ドバイで家探し ついに終の住処が見つかる

ルームシェアに転換した後もよい兆しは見えつつもやはり決まらない。なんとか良さげな物件を見つけ、仕事前にみにいくのに。仕事の時間なのに私用で出社が遅れてもいいもんだろうか、と思ったがここはドバイ。そして家が見つからないと仕事にも集中できないという言い訳を勝手に自分で作り納得させる。
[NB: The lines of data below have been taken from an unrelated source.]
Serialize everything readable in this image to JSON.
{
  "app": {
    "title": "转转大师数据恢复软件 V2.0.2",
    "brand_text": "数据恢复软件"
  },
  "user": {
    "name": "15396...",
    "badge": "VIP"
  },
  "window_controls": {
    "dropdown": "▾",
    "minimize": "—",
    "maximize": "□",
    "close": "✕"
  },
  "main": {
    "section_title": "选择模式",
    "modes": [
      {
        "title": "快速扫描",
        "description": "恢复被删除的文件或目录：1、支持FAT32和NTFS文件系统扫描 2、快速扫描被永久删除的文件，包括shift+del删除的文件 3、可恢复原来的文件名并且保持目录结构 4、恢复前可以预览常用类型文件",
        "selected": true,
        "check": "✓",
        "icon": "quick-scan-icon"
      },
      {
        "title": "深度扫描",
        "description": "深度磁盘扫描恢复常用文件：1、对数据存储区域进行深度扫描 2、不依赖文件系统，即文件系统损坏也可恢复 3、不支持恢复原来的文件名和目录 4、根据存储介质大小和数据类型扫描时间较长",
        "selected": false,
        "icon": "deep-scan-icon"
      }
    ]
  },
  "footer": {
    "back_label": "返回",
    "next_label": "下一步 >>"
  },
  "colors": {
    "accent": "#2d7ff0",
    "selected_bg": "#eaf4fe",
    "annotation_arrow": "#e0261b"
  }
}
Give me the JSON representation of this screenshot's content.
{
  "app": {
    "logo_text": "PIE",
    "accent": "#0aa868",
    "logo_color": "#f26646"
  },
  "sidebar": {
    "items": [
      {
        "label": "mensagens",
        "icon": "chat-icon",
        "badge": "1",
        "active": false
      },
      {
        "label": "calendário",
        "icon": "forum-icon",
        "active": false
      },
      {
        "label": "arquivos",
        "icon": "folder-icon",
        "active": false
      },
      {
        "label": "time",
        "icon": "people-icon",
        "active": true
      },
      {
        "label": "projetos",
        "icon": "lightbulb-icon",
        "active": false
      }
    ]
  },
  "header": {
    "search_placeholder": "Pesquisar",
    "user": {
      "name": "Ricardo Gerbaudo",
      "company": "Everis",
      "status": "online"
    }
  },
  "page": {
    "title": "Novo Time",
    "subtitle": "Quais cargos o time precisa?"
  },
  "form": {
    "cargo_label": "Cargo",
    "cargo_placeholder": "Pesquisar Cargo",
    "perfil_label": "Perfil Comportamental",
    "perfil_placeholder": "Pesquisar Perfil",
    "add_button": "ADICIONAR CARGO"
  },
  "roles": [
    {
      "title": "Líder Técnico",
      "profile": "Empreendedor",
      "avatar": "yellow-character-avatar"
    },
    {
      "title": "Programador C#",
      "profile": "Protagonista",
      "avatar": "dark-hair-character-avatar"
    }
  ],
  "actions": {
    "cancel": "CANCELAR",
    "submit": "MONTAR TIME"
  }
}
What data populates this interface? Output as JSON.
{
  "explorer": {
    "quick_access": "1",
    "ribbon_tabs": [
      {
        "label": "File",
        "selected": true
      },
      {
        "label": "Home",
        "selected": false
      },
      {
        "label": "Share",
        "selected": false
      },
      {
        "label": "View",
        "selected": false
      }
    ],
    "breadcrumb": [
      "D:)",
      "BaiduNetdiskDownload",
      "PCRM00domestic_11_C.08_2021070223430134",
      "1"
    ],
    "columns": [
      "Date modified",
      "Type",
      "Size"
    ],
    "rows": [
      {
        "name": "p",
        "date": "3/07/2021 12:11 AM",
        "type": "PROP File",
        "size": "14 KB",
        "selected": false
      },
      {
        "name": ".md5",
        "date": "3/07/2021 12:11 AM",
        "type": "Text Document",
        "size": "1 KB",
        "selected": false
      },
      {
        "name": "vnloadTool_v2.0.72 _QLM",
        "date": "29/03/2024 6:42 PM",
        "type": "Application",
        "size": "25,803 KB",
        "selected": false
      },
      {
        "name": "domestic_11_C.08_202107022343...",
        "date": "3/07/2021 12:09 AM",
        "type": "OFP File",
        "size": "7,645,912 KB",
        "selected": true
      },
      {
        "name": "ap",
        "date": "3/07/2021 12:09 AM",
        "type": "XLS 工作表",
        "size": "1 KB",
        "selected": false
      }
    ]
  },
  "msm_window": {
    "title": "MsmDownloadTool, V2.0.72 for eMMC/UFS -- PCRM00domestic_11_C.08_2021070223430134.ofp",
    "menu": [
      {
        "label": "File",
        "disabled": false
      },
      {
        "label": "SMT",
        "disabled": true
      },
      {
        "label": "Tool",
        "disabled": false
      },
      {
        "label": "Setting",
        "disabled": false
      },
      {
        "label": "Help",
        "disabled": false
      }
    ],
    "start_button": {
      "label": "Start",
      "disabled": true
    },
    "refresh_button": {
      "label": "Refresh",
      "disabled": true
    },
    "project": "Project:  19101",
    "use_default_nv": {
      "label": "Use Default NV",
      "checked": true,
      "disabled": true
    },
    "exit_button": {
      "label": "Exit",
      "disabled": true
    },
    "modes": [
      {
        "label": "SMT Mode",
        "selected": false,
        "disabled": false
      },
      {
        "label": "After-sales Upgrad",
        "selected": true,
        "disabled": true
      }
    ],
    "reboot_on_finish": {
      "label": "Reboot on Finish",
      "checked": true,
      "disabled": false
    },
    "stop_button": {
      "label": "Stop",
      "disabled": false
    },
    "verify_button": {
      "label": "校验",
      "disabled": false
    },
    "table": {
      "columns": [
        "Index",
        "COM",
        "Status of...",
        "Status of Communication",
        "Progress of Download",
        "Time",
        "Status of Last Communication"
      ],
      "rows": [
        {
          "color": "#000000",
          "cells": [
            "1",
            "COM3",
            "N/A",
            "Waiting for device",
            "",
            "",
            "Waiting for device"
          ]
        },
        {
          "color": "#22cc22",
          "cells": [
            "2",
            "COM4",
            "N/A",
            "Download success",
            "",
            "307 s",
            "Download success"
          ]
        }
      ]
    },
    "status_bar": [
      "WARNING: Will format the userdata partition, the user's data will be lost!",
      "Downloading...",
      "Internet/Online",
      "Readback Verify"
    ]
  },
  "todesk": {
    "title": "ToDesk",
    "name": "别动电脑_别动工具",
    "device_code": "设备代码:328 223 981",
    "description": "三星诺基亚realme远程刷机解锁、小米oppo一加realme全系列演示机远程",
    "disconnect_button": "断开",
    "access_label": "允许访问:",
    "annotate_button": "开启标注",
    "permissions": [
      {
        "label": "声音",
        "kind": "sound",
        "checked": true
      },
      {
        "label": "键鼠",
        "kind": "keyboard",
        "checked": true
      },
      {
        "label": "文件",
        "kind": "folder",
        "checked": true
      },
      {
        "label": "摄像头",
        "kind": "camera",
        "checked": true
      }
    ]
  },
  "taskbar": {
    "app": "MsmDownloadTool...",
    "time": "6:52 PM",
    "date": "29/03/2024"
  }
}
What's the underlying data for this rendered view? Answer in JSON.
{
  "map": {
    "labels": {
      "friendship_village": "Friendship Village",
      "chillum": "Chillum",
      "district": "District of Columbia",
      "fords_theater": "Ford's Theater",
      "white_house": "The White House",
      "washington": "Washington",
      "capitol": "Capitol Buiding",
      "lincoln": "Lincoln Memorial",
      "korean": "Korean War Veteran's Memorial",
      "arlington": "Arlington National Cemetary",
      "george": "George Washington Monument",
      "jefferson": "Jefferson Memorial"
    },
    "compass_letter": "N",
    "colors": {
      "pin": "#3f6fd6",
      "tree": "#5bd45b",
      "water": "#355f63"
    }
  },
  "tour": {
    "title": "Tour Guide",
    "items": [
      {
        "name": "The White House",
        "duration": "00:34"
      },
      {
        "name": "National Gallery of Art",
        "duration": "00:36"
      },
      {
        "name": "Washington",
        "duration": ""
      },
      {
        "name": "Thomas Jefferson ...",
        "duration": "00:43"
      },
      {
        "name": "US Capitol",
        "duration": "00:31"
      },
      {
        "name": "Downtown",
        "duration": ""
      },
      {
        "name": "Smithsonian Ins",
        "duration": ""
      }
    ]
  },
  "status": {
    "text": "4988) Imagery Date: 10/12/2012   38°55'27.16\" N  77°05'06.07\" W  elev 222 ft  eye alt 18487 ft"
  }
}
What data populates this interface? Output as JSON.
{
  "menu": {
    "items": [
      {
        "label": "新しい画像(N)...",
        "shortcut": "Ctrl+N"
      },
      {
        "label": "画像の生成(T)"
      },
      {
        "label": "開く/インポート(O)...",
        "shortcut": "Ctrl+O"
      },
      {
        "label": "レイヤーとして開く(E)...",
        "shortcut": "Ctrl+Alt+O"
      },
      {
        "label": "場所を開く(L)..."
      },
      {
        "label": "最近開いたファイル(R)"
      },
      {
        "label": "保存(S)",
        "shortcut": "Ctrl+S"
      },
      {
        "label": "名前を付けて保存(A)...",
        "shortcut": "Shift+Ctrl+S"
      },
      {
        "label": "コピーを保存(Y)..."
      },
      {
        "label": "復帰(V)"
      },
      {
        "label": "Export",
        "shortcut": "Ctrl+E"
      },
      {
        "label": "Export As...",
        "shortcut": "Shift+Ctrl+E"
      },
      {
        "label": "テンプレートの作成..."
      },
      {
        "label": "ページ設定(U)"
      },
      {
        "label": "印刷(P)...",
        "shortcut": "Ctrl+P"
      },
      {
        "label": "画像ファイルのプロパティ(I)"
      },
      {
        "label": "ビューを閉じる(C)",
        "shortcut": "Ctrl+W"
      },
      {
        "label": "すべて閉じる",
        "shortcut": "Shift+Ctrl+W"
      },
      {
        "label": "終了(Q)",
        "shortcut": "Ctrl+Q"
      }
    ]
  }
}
そしてマンションはやはりなんだか落ち着かない。人間は地に足がついていないとだめだ!という天空の城ラピュタでいっていたようなセリフが頭に浮かび、マンションではくヴィラ(一軒家)をあたることにした。

まさにこれは運がよかったとしか言いようがない。

本当は仕事終りに行く予定だったが、急遽予定を変更しお昼頃内覧へ。駅から徒歩7分とかいてあるが、15分かかる。これはもう想定内。こんなボロい家なの?とちょっとがっかりしたが、道を間違えていたようだ。なんかエチオピアでよく見るような泥?で作った古い家である。日本でいう築35年ぐらいの土壁の家のよう。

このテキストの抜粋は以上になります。